Implications and outlook
This week's deal flow reinforces our ongoing recent message that renewed policy easing in both European and US markets is impacting the nature and configuration of bond investment patterns:
- This week's calendar included the first sub 1% yielding perpetual issue, and longer-dated issuance by Ivory Coast, including a 21-year tranche. Thai Oil's 30-year bond is a further positive indicator of revived demand for longer-dated risk instruments.
- Despite prior concerns about Enel's use of a sustainable rather than the more tightly-defined Green bond structure, its Euro-denominated sale was impressive both for the amount raised and the heavy oversubscription received.
- Within Europe, perceptions of Italy as an investment destination with an attractive risk/reward balance are increasing, indicated by the range of Italian supply this week. In addition to the issues specifically listed, Italian bank financings also continue to be well received: a UBI Banca EUR500 million 5.5-year deal attracted peak demand of EUR1.4 billion.

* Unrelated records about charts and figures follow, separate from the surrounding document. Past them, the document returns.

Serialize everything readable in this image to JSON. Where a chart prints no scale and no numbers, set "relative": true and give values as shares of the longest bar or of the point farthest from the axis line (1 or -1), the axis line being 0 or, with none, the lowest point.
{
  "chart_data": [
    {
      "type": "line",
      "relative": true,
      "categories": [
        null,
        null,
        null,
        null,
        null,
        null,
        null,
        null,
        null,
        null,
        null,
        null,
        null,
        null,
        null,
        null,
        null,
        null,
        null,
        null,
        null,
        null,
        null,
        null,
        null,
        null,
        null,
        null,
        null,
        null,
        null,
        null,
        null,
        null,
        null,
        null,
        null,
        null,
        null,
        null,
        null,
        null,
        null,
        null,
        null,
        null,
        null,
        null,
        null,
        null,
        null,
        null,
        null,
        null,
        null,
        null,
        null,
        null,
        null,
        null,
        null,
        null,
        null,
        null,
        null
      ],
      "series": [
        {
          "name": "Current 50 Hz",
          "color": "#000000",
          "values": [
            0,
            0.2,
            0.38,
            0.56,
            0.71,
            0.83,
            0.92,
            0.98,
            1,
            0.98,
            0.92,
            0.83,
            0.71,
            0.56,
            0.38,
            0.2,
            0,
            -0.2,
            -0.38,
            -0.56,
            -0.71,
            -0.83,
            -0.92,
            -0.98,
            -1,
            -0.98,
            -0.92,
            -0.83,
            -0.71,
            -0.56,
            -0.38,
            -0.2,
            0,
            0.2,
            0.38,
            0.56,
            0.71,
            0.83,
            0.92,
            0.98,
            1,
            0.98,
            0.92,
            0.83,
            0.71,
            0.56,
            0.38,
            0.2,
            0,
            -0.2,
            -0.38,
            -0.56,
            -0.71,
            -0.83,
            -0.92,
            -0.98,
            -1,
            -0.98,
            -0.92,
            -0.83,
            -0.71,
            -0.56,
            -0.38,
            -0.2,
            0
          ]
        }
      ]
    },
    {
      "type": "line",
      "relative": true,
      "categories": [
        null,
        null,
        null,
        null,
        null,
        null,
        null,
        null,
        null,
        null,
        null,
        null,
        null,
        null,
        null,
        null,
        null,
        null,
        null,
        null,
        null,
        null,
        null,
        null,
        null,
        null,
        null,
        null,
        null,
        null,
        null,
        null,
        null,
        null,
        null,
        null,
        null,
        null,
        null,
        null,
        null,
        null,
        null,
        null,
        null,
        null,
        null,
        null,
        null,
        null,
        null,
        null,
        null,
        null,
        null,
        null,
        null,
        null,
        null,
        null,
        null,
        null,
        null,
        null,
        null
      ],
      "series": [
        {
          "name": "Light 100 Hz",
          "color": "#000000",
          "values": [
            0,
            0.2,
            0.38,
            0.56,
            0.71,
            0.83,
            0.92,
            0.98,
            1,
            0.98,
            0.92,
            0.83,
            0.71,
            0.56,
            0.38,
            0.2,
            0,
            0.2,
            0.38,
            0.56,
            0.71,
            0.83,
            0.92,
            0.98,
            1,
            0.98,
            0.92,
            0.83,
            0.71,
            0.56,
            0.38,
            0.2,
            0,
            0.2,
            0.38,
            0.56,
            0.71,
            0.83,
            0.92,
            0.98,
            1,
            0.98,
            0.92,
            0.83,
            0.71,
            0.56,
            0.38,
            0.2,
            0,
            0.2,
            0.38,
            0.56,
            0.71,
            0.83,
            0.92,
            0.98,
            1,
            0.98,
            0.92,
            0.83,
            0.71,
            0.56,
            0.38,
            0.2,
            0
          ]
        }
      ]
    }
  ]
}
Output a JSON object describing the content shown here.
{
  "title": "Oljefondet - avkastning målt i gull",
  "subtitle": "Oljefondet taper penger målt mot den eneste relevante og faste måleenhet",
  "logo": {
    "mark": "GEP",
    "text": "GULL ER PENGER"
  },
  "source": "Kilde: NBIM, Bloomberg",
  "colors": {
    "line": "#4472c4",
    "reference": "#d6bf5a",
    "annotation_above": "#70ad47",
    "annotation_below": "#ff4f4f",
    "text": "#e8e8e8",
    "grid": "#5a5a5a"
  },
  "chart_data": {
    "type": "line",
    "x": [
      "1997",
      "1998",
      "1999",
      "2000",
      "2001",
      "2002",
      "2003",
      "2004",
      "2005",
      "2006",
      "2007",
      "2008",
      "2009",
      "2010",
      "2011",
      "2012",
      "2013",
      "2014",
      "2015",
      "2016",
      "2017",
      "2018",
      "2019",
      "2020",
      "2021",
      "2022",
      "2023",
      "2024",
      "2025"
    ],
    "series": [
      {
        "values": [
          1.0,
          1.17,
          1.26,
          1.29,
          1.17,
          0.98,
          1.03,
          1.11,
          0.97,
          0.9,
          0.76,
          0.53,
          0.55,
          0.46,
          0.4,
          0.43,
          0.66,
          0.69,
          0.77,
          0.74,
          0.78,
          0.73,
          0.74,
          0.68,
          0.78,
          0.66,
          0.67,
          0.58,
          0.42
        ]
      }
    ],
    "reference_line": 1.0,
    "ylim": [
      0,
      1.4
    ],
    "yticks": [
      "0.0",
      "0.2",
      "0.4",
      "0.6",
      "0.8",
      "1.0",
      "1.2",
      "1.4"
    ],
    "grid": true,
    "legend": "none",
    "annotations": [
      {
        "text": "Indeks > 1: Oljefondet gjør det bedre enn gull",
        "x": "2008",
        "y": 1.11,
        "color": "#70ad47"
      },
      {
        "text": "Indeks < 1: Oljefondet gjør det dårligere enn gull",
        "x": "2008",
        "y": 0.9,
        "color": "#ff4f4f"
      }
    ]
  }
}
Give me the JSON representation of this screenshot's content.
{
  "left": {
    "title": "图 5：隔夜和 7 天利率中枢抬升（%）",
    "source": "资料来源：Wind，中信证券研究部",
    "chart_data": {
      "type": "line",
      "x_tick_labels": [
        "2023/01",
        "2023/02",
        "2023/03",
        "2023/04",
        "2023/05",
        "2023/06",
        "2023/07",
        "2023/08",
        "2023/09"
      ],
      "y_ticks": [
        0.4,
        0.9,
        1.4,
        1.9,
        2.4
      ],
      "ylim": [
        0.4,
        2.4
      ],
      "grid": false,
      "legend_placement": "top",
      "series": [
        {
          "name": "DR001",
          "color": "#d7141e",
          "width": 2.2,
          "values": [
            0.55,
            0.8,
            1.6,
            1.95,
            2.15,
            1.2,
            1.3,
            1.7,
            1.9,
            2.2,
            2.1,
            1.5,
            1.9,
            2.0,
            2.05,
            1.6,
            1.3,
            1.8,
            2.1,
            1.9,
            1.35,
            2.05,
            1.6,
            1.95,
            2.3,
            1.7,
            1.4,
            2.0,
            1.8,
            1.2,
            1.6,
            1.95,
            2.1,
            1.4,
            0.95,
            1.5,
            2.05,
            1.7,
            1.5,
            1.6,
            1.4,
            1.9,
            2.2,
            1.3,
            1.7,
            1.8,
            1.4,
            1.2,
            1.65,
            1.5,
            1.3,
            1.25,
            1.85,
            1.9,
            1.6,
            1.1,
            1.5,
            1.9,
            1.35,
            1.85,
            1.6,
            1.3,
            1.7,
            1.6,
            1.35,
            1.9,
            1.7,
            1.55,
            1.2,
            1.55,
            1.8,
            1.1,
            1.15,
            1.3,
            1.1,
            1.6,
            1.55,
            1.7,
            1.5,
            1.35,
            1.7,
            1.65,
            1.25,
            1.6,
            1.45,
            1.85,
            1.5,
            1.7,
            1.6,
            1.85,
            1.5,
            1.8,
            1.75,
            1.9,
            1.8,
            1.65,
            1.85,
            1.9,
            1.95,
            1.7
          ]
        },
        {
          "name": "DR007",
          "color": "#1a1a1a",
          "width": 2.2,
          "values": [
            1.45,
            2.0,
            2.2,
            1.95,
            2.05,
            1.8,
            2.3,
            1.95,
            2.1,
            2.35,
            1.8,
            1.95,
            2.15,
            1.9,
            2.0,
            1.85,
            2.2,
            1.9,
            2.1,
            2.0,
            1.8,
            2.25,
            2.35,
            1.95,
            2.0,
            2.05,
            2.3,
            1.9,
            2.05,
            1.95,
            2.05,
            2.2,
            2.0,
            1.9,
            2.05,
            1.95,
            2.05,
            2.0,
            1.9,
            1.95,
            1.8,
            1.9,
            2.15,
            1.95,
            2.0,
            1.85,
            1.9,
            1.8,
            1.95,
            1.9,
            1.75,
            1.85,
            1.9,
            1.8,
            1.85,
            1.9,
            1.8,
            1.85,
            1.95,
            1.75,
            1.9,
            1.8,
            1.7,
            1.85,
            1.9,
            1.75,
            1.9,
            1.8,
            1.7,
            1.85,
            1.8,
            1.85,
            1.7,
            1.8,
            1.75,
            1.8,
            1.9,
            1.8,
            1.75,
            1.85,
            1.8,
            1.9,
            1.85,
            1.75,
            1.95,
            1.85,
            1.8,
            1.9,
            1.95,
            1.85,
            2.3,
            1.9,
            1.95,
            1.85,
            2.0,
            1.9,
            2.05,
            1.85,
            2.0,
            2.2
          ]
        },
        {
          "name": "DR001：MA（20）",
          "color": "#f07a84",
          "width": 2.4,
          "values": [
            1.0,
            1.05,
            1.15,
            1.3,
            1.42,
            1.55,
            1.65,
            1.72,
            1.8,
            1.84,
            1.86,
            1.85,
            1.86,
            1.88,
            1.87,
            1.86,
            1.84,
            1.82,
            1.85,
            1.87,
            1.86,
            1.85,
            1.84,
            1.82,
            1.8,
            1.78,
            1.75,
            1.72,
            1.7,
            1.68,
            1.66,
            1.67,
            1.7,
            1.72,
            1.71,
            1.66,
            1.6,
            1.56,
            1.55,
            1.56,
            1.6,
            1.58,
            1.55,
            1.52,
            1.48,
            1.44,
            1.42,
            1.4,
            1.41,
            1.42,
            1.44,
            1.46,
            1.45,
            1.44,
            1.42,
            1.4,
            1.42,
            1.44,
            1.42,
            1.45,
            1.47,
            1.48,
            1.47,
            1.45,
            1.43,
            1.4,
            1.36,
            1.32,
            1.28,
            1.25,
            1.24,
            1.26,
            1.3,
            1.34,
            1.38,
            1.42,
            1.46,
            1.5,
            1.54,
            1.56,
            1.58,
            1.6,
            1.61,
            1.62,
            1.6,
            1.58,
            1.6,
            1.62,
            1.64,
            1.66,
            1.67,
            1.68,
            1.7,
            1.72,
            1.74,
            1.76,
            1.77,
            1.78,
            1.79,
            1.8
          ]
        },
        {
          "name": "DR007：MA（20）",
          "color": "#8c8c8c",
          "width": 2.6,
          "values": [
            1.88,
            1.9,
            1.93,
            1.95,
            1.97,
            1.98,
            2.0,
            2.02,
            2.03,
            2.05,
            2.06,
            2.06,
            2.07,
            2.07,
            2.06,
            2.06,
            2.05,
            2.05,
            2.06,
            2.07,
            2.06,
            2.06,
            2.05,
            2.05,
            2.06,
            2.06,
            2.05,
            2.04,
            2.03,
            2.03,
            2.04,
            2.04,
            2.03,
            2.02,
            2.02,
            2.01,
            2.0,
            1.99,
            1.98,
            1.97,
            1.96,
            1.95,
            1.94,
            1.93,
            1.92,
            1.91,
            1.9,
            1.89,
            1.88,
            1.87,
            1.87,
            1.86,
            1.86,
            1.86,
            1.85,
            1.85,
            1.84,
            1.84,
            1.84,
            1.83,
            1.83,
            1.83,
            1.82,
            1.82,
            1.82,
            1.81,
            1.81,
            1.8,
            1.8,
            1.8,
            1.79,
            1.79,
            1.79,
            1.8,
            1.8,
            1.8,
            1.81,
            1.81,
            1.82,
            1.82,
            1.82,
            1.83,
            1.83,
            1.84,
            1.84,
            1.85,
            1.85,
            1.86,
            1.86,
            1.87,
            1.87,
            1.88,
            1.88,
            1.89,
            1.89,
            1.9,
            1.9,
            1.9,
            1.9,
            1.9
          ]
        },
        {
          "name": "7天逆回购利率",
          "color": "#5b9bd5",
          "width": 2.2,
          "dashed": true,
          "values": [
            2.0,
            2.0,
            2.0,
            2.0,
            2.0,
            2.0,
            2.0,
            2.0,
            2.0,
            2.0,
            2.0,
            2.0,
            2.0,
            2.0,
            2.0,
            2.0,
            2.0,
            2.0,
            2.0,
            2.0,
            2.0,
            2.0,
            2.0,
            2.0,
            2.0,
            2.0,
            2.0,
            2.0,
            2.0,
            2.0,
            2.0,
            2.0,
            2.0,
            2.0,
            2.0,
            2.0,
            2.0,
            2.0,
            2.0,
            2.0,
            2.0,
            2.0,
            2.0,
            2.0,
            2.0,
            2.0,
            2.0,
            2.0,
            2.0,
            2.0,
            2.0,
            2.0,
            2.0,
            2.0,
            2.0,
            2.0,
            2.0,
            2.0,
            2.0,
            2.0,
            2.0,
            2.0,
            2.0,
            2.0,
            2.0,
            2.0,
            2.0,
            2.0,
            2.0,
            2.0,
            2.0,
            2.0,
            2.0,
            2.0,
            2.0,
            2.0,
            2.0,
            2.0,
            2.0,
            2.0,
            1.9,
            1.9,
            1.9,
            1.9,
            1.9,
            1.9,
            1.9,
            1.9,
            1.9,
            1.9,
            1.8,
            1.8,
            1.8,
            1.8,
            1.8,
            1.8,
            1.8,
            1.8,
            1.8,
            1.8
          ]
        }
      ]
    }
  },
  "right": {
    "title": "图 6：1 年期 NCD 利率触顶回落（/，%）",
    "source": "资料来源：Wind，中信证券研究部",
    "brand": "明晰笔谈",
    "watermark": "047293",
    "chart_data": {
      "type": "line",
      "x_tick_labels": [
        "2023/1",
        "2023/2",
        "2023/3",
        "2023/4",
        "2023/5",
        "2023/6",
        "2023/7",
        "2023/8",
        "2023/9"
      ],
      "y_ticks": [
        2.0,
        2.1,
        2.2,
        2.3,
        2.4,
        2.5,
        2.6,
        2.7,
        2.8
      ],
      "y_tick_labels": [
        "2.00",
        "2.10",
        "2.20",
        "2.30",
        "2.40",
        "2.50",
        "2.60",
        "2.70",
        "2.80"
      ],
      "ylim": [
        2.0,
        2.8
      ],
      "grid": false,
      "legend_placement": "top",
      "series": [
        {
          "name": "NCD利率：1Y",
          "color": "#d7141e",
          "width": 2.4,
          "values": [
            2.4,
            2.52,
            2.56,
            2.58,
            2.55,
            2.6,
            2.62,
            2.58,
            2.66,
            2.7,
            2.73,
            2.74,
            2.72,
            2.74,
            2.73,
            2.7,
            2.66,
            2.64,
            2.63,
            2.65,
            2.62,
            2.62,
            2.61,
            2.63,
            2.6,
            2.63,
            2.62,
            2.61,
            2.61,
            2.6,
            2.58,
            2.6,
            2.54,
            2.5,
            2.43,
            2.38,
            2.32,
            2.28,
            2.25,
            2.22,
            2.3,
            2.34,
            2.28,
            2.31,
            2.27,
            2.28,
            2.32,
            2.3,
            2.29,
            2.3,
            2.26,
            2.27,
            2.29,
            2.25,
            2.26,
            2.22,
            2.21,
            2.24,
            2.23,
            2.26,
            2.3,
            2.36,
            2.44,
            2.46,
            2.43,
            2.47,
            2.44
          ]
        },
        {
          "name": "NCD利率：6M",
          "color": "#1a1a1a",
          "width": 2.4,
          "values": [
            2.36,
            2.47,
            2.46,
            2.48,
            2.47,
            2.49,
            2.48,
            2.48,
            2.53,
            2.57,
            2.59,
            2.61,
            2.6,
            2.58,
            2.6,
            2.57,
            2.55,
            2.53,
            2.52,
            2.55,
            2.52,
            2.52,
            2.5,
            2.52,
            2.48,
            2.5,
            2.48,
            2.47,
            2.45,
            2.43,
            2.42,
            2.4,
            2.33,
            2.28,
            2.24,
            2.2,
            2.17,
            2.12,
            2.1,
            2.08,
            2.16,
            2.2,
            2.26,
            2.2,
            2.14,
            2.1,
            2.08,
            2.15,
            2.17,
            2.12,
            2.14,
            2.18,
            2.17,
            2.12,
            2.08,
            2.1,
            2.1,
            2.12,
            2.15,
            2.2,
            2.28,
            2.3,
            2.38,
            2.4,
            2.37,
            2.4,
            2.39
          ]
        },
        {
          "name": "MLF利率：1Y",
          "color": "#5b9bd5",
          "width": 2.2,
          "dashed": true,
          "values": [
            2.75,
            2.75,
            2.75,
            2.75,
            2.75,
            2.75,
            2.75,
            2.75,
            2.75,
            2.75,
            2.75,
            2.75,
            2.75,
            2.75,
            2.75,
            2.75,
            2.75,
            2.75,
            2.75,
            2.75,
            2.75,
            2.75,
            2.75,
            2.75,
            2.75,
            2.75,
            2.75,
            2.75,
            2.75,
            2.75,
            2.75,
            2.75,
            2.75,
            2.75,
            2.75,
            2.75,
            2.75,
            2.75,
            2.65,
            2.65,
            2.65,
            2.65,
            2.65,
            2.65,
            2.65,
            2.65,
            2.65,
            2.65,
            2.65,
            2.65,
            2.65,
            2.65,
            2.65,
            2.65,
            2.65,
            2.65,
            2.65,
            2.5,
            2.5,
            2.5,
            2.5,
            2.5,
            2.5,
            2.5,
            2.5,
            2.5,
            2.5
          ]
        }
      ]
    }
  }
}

- The Brebemi project bond further reinforces the positive trend relating to Italian risks, but also suggests that the search for yield may be increasing investor willingness to accept risk exposures on individual projects. Such investment has been constrained in the past by investor hesitancy over the ability to monitor and mitigate risks in individual projects, and by problems with some high-profile project-related financings, such as Spain's Castor ill-fated gas deposit project, which enjoyed structural support from the European Investment Bank, and the failure of multiple toll road projects in the same country.
- The appetite for risk is further confirmed by Blackstone's post-crisis CMBS record deal. While market structures are now considerably less aggressive than pre-2008, USD5.6 billion is an impressive amount to obtain from a single CMBS transaction.